1.    Trade Name of the Medicinal Product

Betahistine dihydrochloride 16mg tablets

2    QUALITATIVE AND QUANTITATIVE COMPOSITION

Each tablet contains 16mg of betahistine dihydrochloride.

One Betahistine dihydrochloride 16mg Tablet contains 140mg lactose monohydrate.

For a full list of excipients, see section 6.1.

3.    Pharmaceutical Form

Tablet.

White, circular, flat bevelled-edge uncoated tablets, impressed B16 on one face with a score line on the reverse.

Clinical Particulars

4.1. Therapeutic Indications

Betahistine tablets are indicated in the treatment of vertigo, tinnitus and hearing loss associated with Meniere's disease.

4.2 Posology and method of administration

Adults:

Initial dosage: 1 tablet, 3 times daily, preferably with food.

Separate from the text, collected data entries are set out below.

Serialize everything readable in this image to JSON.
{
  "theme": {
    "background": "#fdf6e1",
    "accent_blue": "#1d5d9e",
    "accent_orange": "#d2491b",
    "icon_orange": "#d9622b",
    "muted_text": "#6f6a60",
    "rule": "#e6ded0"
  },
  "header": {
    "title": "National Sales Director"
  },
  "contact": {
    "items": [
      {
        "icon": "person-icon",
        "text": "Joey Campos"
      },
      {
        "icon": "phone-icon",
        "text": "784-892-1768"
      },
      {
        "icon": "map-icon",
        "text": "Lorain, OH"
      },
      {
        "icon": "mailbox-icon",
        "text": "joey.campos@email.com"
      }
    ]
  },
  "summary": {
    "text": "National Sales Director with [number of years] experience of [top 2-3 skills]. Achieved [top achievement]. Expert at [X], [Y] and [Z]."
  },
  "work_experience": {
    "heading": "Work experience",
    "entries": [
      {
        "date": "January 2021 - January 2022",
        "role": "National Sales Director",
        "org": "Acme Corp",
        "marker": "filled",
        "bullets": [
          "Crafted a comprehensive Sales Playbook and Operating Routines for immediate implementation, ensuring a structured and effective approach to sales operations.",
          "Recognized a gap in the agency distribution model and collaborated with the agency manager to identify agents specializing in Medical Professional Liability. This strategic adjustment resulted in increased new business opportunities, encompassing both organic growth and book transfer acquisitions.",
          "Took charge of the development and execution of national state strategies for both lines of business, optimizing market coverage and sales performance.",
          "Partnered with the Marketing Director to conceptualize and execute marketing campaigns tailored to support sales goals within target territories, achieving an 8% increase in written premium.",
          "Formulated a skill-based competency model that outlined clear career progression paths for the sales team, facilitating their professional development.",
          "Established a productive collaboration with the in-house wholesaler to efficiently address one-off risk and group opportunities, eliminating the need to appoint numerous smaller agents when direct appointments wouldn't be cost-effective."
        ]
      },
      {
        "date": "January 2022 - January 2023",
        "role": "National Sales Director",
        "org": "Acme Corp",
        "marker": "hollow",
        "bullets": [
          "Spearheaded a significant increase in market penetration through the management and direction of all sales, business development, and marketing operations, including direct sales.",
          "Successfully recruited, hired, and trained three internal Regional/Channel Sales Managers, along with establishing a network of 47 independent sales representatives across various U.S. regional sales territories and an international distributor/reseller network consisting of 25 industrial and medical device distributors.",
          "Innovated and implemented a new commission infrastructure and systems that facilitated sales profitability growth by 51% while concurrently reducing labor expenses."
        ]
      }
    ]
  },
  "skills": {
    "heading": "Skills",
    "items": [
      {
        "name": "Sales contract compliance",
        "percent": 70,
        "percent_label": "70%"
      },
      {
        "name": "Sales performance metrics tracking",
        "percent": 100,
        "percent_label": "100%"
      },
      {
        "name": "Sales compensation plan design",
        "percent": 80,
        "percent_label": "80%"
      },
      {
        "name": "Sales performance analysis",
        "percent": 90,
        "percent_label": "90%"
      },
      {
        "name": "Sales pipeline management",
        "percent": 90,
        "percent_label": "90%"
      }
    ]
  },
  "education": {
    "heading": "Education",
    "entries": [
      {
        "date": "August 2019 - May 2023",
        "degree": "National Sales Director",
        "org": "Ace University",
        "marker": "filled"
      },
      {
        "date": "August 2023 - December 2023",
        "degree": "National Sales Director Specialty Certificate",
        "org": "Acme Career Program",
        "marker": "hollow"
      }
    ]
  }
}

Maintenance dose: The dose may be adjusted according to response to a maintenance dose of between 24 and 48mg daily.

Elderly: No adjustment in dosage is necessary.

Paediatric population: Betahistine is not recommended for use in children below 18 years due to insufficient data on safety and efficacy.

For oral use.

Betahistine dihydrochloride tablets should be taken with a glass of water, preferably with food.

4.3 Contraindications

Betahistine is contraindicated in patients with phaeochromocytoma. As betahistine is a synthetic analogue of histamine it may induce the release of catecholamines from the tumour resulting in severe hypertension.

Hypersensitivity to betahistine dihydrochloride or any of the excipients.

4.4 Special warnings and precautions for use

Betahistine tablets should be administered with caution in patients with a history of peptic ulcer.

Clinical intolerance to betahistine has been demonstrated in patients with bronchial asthma, and caution should therefore be exercised in administration of betahistine tablets to patients with bronchial asthma.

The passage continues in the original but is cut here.